The associate professor of clinical ophthalmology at University of Miami discussed the first topical application of gene therapy to the eye.
“There's also a significant amount of research that has been done with new therapies, but these the first time that gene therapy was applied topically in the eye. That's definitely a step forward and it seems like it works, but it's only one patient. So, I like to be very careful when I say the treatment works, but it’s definitely worth it to continue doing research and exploring how we could use this platform to treat other conditions beyond EB.”
The FDA approved the Krystal Biotech’s gene therapy beremagene geperpavec (B-VEC) under the name Vyjuvek in May 2023 for the treatment of dystrophic epidermolysis bullosa (DEB) in patients 6 months or older. The topical and redosable gene therapy has also been used under a compassionate use approval in treating a single patient for ocular complications of DEB under the guidance of Alfonso Sabater, MD, PhD, associate professor, clinical ophthalmology, and medical director, ocular surface program, and director, Corneal Innovation Lab, University of Miami.

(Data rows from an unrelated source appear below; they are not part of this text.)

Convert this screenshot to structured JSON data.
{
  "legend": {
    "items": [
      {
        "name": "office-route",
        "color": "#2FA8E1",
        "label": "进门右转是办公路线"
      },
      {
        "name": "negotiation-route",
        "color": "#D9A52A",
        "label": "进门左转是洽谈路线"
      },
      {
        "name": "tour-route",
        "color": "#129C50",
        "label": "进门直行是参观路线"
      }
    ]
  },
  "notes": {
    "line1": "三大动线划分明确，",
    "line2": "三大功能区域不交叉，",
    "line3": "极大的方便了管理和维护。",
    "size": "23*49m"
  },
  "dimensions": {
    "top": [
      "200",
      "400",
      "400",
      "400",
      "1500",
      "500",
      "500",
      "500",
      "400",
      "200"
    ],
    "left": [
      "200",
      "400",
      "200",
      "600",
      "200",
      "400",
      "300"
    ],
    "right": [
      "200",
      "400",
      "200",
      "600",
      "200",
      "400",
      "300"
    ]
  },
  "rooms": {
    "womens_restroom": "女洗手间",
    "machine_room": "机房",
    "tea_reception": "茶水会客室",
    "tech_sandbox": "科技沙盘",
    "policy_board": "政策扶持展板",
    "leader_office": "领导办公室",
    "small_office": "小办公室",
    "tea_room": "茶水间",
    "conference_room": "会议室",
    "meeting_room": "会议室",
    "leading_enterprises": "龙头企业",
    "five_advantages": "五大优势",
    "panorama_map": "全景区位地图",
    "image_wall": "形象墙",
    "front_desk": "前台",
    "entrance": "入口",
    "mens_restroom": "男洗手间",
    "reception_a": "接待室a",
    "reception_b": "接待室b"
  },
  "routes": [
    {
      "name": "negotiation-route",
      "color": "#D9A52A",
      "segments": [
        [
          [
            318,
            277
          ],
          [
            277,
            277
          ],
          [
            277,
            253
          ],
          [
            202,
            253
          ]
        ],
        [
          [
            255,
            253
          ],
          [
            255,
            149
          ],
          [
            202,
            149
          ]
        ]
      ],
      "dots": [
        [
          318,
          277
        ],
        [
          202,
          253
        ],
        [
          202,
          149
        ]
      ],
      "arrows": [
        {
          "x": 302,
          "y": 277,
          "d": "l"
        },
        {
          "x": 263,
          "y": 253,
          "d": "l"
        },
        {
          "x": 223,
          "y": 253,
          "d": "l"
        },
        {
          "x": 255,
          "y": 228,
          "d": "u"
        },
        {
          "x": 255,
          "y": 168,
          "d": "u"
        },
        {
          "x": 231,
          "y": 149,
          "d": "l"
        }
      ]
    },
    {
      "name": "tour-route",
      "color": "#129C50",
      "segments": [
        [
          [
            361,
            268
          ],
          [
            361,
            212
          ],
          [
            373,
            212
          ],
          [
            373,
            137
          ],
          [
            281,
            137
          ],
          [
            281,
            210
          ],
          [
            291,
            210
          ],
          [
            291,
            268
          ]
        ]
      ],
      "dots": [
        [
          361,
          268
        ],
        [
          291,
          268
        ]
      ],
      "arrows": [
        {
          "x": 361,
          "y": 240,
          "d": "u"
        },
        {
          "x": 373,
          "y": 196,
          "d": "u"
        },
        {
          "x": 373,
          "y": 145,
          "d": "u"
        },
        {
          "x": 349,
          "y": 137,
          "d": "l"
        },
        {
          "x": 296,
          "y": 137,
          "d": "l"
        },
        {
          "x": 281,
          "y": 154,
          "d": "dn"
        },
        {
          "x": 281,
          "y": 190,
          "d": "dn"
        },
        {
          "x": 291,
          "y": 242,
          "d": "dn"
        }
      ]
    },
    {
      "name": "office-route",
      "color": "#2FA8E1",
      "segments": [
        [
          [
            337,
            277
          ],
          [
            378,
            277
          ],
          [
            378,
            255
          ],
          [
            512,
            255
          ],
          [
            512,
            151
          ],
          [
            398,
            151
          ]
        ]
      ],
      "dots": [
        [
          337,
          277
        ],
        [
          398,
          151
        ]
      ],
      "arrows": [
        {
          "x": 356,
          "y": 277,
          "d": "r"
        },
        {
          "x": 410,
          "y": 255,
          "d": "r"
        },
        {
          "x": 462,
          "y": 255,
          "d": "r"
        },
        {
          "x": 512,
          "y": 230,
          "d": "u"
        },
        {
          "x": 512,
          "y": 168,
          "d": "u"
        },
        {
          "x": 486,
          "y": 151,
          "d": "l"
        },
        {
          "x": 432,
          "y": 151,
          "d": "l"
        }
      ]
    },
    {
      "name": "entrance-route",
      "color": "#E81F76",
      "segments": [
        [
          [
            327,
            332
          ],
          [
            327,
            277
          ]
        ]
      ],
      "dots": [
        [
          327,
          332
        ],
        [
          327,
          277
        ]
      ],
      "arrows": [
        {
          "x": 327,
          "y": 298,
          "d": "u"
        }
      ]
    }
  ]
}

CGTLive spoke with Sabater to learn more about the current state of cell and gene therapy research in eye care. He shared his excitement to be a part of the first topical application of gene therapy to the eye, a major milestone in gene therapy research. He also shared his hope that gene therapy can be used to help treat other eye conditions in the future, although with the current challenges and expenses, he expects its use to be restricted only to the most severe conditions until manufacturing is improved.